Posted on thefabricator.com, Editor Dan Davis discusses the potential of recycling spent abrasive as a way to increase cost savings. We’ve summarized the findings, but you can read the full article here: http://www.thefabricator.com/article/waterjetcutting/the-reality-of-waterjet-abrasive-recycling
With the ease of just shipping spent waterjet abrasive to landfills, not a lot of thought is put into attempts to recycle it. However, in today’s manufacturing world, companies are always looking for cost savings and one possible avenue for this is abrasive recycling.
Even as waterjet cutting has grown over the past several years, the abrasive recycling market has not. Most shops simply collect the spent garnet from the bottom of their tanks and deliver it to landfills. This reality is not the result of inactivity, as many companies have marketed waterjet recycling equipment that separate useful abrasive from spent abrasive using screening technology. The manufacturing market as a whole however, has not widely embraced the recycling equipment.
Capital equipment cost may be a reason, along with the expense associated with running it and assigning an operator to it. Also, the yield may not be considered large enough, especially considering the price and availability of almandine garnet, the abrasive of choice for most fabricators that do waterjet cutting. While commodity supplies aren’t worrying manufacturers too much currently, they are becoming more sophisticated in how they look at total operational costs. In today’s market, manufacturers are looking at total costs which include the costs connected to something from the time it arrives at a facility to the day it is consumed or leaves the facility. This new approach has put a new focus on disposal cost. There is cost associated with collecting it, transporting it to a landfill, and then disposing it, which varies depending on where a manufacturing facility is located. If a shop could recycle it and be able to reclaim a third of the spent abrasive for reuse in the waterjet, the company’s managers might take recycling it more seriously.
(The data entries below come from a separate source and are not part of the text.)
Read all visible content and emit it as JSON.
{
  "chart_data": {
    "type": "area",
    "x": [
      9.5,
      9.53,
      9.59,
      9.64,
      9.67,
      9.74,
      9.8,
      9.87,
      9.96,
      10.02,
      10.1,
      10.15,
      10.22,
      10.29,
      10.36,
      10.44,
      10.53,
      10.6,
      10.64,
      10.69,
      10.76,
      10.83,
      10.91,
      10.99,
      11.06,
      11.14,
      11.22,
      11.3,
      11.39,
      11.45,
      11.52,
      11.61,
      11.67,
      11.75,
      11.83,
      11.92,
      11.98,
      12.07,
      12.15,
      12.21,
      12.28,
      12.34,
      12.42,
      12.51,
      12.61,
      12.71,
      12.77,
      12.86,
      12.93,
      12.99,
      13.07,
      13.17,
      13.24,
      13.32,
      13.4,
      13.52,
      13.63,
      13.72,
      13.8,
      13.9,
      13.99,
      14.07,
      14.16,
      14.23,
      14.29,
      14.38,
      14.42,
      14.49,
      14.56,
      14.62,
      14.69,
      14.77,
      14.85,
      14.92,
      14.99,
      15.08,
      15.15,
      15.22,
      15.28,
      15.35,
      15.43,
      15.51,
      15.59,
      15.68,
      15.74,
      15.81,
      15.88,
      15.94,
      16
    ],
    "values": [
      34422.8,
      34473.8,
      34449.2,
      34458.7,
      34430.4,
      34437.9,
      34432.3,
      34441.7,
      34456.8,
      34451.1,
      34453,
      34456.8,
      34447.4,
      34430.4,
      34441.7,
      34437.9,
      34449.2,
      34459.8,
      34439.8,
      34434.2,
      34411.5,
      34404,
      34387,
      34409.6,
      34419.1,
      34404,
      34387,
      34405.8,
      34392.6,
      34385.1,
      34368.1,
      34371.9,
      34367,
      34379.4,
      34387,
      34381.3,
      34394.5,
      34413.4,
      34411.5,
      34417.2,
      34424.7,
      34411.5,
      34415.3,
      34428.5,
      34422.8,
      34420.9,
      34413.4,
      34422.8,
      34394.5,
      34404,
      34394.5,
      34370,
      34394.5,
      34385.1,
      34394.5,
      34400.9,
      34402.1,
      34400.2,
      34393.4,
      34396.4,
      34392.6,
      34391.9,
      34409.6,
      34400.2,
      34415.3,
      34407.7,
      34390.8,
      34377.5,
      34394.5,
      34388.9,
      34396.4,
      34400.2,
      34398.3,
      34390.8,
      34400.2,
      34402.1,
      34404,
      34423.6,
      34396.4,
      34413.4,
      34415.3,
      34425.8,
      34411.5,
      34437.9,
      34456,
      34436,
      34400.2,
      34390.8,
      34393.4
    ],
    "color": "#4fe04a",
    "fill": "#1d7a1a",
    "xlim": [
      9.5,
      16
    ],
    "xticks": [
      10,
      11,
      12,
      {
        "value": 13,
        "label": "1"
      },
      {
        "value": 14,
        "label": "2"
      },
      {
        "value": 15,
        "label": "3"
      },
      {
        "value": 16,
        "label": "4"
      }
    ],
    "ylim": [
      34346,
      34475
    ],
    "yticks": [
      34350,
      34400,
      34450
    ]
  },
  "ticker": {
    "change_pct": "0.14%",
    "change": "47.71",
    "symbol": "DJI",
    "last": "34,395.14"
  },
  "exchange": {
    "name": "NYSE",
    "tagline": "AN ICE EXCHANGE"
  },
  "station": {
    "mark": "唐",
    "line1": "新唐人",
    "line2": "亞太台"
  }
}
As said before, the acceptance of abrasive recycling has been slow, but there is some evidence of it becoming more widely adopted. Troy Cain, owner of Garnet Recyclers in Washington has been building a profitable business in the last four years and thinks his model can translate to other geographic areas that have high amounts of waterjet cutting activity. Additionally, Ebbco has an abrasive removal system designed for the continuous removal of exhausted abrasive that is collected in the waterjet catch tank. These are just two examples of how waterjet abrasive recycling has started to become more feasible and relevant in today’s market, and based on this trend we can expect it to become a common practice to increase cost savings in the near future.